Getting the right angle

Dec. 11, 2003
Angle encoders differ from standard duty rotary encoders in terms of accuracy as well as mechanical complexity and the number of counts per revolution.

Angle encoders from Heidenhain come in a wide variety of packages including hollow-through-shaft as well as solid-shaft models.
The interferential scanning principle takes advantage of light diffraction and the interference of light on an extremely fine graduation. The method generates two signal periods from the relative motion of just one grating period. In other words, an angle encoder with a grating of 90,000 steps on its disk will produce 180,000 signal periods before interpolation. The signals are for the most part harmonic free which leads to high interpolation, high resolution, and better accuracy.
The imaging scanning principle is a more conventional method using either reflected or transmitted light depending on the measuring substrate. The scanning assembly consists of the light source, a focusing lens, a scanning reticle with equally spaced lines, and photocells. The scale or glass disk carries the lines matching the scanning reticle. Relative motion of the components creates pulses of light. When the lines of both the reticle and the glass disk exactly align, no light passes through. Once they begin to move, light gets through until it reaches maximum intensity and the reverse starts to happen, diminishing intensity. This alternating sequence of light passes through to the photocells creating sinusoidal electrical signals.

Tom Wyatt
Heidenhain Corp.
Schaumburg, Ill.

Typically, an angle encoder is probably best if an application needs positioning accuracy of 5 angular sec (0.001°) or better and a minimum line count of 10,000 before subdivision. Typical angle-encoder jobs include indexing, rotary tables, swivel heads on machine tools, radio and optical telescopes and antennas, and high-resolution digital printing machines and robotics.Encoder accuracy determines the position integrity of the rotary axis. Several factors besides resolution and pulse count contribute to encoder accuracy. First is the quality of the graduation regardless of the scanning technique. Other influences are the eccentricity of the graduation to the bearing and the torsional rigidity of the encoder shaft, driveshaft, and stator coupling. The electronics are a factor as well, including signal processing.
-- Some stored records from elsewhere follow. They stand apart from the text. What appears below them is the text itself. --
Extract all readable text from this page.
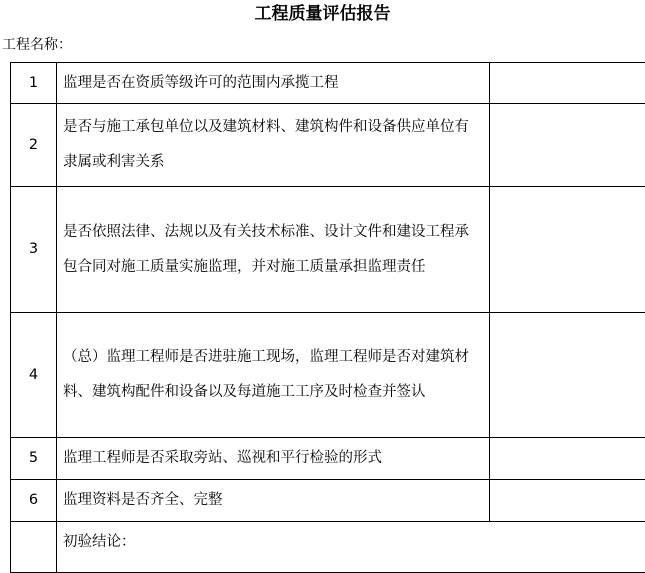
工程质量评估报告
工程名称：
1	监理是否在资质等级许可的范围内承揽工程	
2	是否与施工承包单位以及建筑材料、建筑构件和设备供应单位有隶属或利害关系	
3	是否依照法律、法规以及有关技术标准、设计文件和建设工程承包合同对施工质量实施监理，并对施工质量承担监理责任	
4	（总）监理工程师是否进驻施工现场，监理工程师是否对建筑材料、建筑构配件和设备以及每道施工工序及时检查并签认	
5	监理工程师是否采取旁站、巡视和平行检验的形式	
6	监理资料是否齐全、完整	

	初验结论：	
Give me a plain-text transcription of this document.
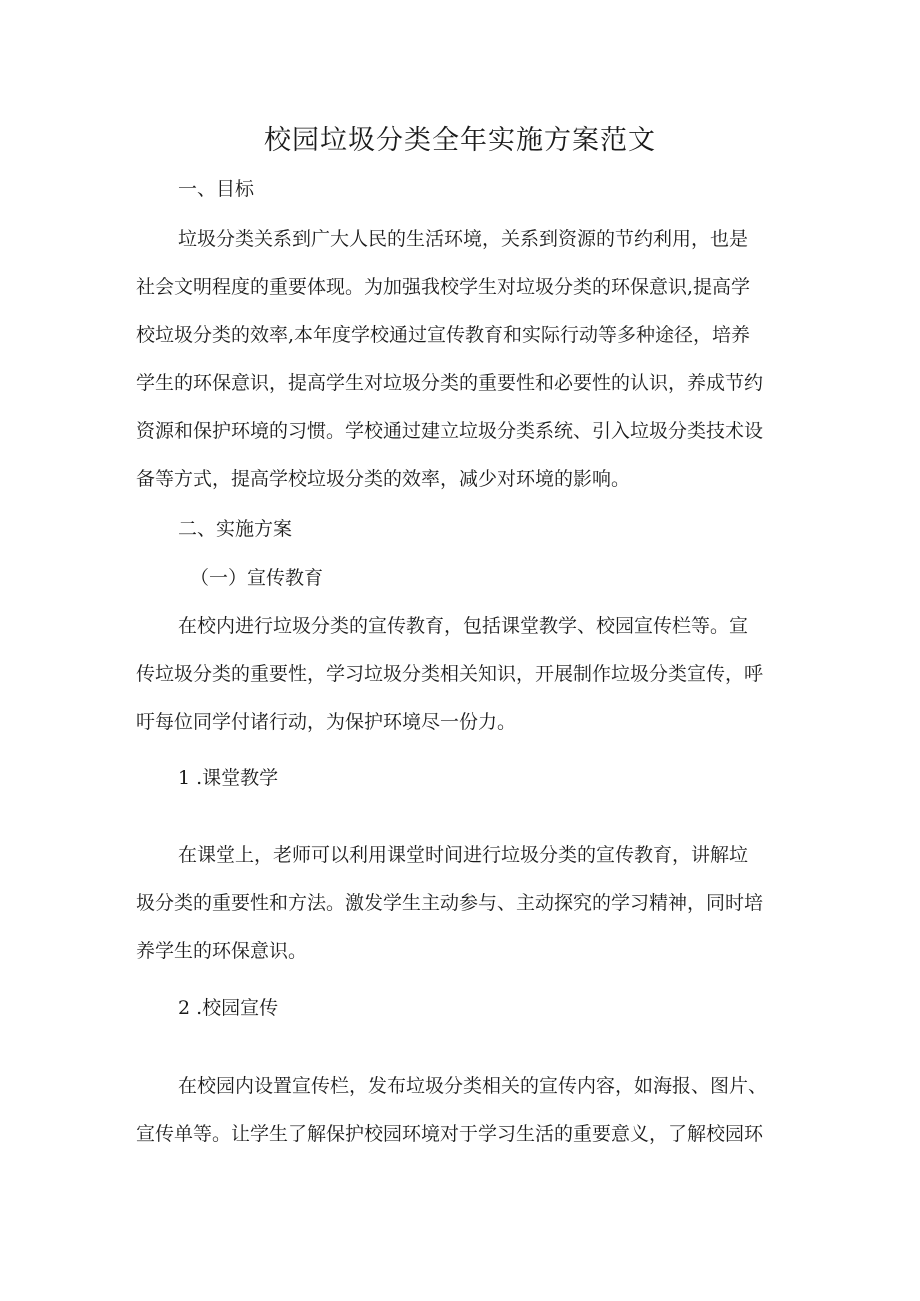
校园垃圾分类全年实施方案范文

一、目标

垃圾分类关系到广大人民的生活环境，关系到资源的节约利用，也是

社会文明程度的重要体现。为加强我校学生对垃圾分类的环保意识,提高学

校垃圾分类的效率,本年度学校通过宣传教育和实际行动等多种途径，培养

学生的环保意识，提高学生对垃圾分类的重要性和必要性的认识，养成节约

资源和保护环境的习惯。学校通过建立垃圾分类系统、引入垃圾分类技术设

备等方式，提高学校垃圾分类的效率，减少对环境的影响。

二、实施方案

（一）宣传教育

在校内进行垃圾分类的宣传教育，包括课堂教学、校园宣传栏等。宣

传垃圾分类的重要性，学习垃圾分类相关知识，开展制作垃圾分类宣传，呼

吁每位同学付诸行动，为保护环境尽一份力。

1 .课堂教学

在课堂上，老师可以利用课堂时间进行垃圾分类的宣传教育，讲解垃

圾分类的重要性和方法。激发学生主动参与、主动探究的学习精神，同时培

养学生的环保意识。

2 .校园宣传

在校园内设置宣传栏，发布垃圾分类相关的宣传内容，如海报、图片、

宣传单等。让学生了解保护校园环境对于学习生活的重要意义，了解校园环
Angle encoders come in several mechanical options with varying degrees of accuracy. There are three basic categories depending on whether or not the encoder has an integral bearing.

Angle encoders with integral bearings, a hollow shaft, and integral stator coupling lead the pack in dynamic performance. They eliminate the need for a separate shaft coupling, which would increase the chance of introducing more error. The low-profile design also simplifies mounting.

One such encoder uses the imaging scanning principle with line counts from 9,000 to 36,000 counts/rev. Accuracies range from ±5 arc sec to ±0.4 arc sec without compensation. Another encoder type employs the interferential scanning principle. These encoders deliver 180,000 signal periods/rev.

Traceable calibration charts come with some encoders and even include the error of the coupling. Error gets calculated over five forward and five reverse revolutions to determine the accuracy. Such charts show not only the long-range error but also the position error within one signal period. The only critical data not included in the calibration chart is the reversal error which can range from 0.6 to 0.8 arc sec and depends on the encoder model.

In the second category are angle encoders with an integral bearing, solid shaft, and separate shaft coupling. The shaft coupling compensates if the drive-shaft bearing experiences axial and radial run-out to the encoder shaft. But the two mating shafts must be optimally aligned to ensure accurate measurements. Accuracies are from ±5 to ±1 arc sec, depending on the model. They use the imaging scanning principle and provide 18,000 to 36,000 line counts.

The last angle-encoder category is modular encoders or encoders without an integral bearing. These encoders are for integration into a system. Their scanning head must be adjusted to the measuring standard. They're also well suited for applications requiring no additional starting torque, like an air bearing table, or for systems with large internal diameters to 10 m. Because these encoders have no integral bearing, certain models can reach mechanical speeds of 40,000 rpm. A tape scale lets them measure a segment of 360° with as little as 50° of traverse.

Consider several factors when evaluating modular encoders. For starters, look at the system accuracy which includes the positional integrity within one revolution and the position deviation within one signal period. Also, consider the error caused by eccentricity of the graduation to the bearing as well as error from radial deviation of the bearing. If the encoder is to deliver optimal performance it must adhere to the mounting tolerances for that particular model. Ignoring installation tolerances can lead to additional error. The amount of error will differ depending on the scanning technique or type of encoder.

When making the final choice of an angle encoder, there are several considerations other than the mechanical package. For example, the proper interface and output of the encoder are important. There are also mechanical and environmental issues such as contamination and washdown. Protective covers are a good idea for modular encoders. Devices with an integral bearing can accommodate an air purge system for extra protection. Mechanical issues to consider include temperature, acceleration, shock, and vibration.